How to Prune a Tree
An arborist's rules on how to shape up a small ornamental tree to make it more attractive and healthy
We all know proper pruning can enhance a tree's health and beauty. But tangled branches that don't look like the neat illustrations in books can be daunting. So where do you begin?
First, be sure it's a job you can handle. A small ornamental tree 12 to 25 feet tall—such as a flowering cherry, magnolia, crab apple, or Japanese maple—is one you can tackle yourself. (Bigger trees that require chain-saw and ladder work are best left to a pro.) Then be sure you understand a few key principles.

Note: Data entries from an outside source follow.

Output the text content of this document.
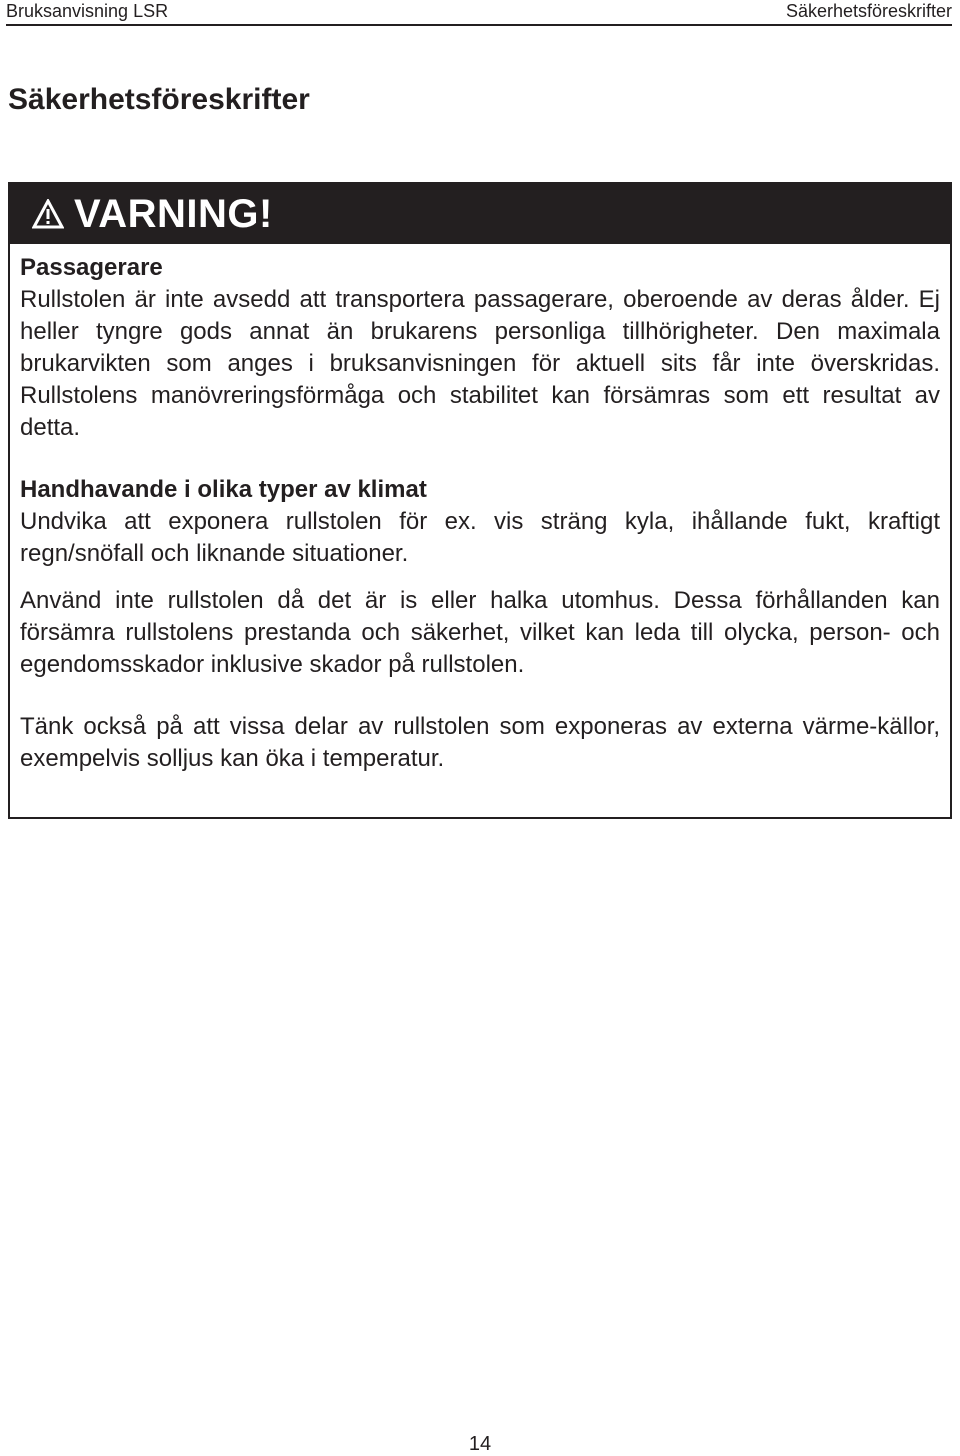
Bruksanvisning LSR	Säkerhetsföreskrifter
Säkerhetsföreskrifter
VARNING!
Passagerare

Rullstolen är inte avsedd att transportera passagerare, oberoende av deras ålder. Ej heller tyngre gods annat än brukarens personliga tillhörigheter. Den maximala brukarvikten som anges i bruksanvisningen för aktuell sits får inte överskridas. Rullstolens manövreringsförmåga och stabilitet kan försämras som ett resultat av detta.

Handhavande i olika typer av klimat

Undvika att exponera rullstolen för ex. vis sträng kyla, ihållande fukt, kraftigt regn/snöfall och liknande situationer.

Använd inte rullstolen då det är is eller halka utomhus. Dessa förhållanden kan försämra rullstolens prestanda och säkerhet, vilket kan leda till olycka, person- och egendomsskador inklusive skador på rullstolen.

Tänk också på att vissa delar av rullstolen som exponeras av externa värme-källor, exempelvis solljus kan öka i temperatur.

14
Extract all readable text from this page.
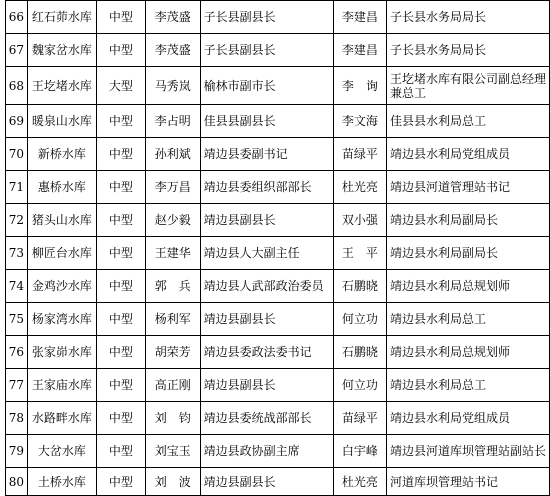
66	红石茆水库	中型	李茂盛	子长县副县长	李建昌	子长县水务局局长
67	魏家岔水库	中型	李茂盛	子长县副县长	李建昌	子长县水务局局长
68	王圪堵水库	大型	马秀岚	榆林市副市长	李　询	王圪堵水库有限公司副总经理兼总工
69	暖泉山水库	中型	李占明	佳县县副县长	李文海	佳县县水利局总工
70	新桥水库	中型	孙利斌	靖边县委副书记	苗绿平	靖边县水利局党组成员
71	惠桥水库	中型	李万昌	靖边县委组织部部长	杜光亮	靖边县河道管理站书记
72	猪头山水库	中型	赵少毅	靖边县副县长	双小强	靖边县水利局副局长
73	柳匠台水库	中型	王建华	靖边县人大副主任	王　平	靖边县水利局副局长
74	金鸡沙水库	中型	郭　兵	靖边县人武部政治委员	石鹏晓	靖边县水利局总规划师
75	杨家湾水库	中型	杨利军	靖边县副县长	何立功	靖边县水利局总工
76	张家峁水库	中型	胡荣芳	靖边县委政法委书记	石鹏晓	靖边县水利局总规划师
77	王家庙水库	中型	高正刚	靖边县副县长	何立功	靖边县水利局总工
78	水路畔水库	中型	刘　钧	靖边县委统战部部长	苗绿平	靖边县水利局党组成员
79	大岔水库	中型	刘宝玉	靖边县政协副主席	白宇峰	靖边县河道库坝管理站副站长
80	土桥水库	中型	刘　波	靖边县副县长	杜光亮	河道库坝管理站书记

"Pruning stimulates growth," says Bill Pollock, co-owner of Arbor Services of Connecticut. "The goal is to encourage the tree to grow strong, healthy branches headed in the right direction." So Pollack makes health-promoting cuts first, removing competing, misdirected, and weak branches. Then he prunes to enhance the tree's natural form. "A magnolia has a graceful, open habit with main branches that grow up and out, and sweeping lower branches," he says. "You want to remove branches that don't look like a magnolia." A common mistake is to "top and shape" by clipping the ends of branches. "Healthy shaping is done mostly from the inside," he adds. The best time for the kind of remedial pruning an established, long-neglected tree (like the one in this story) needs is winter or early spring, when active growth has not yet begun. Bare branches allow you to stand back and really see what needs to be removed.
Shown: Arborist Bill Pollock stands back and takes a look at his work-in-progress from various angles, assessing the tree's balance. "Don't get carried away," he advises overzealous pruners. "Remember, there's always next year."
Plan the Biggest Cuts First
Here, Pollack has marked different problem branches with colored tape to illustrate his approach. Keep in mind that you should never remove more than one-third of the tree's growth at a time. A vertical internal stem, with orange tape, competes with established leaders (the tree's main stems) and sticks up too high. Pink tape marks rubbing branches that can injure protective bark. White tape indicates either damaged or broken branches, or dead ones, which are dark and shriveled. Yellow tape marks vertical shoots, called water sprouts, that crowd the tree's interior. Pollack tackles the biggest cut, on the large stem, first. Using a pole saw and cutting in increments to prevent tearing, he prunes the stem back to a lateral branch to reduce its height and encourage additional branching.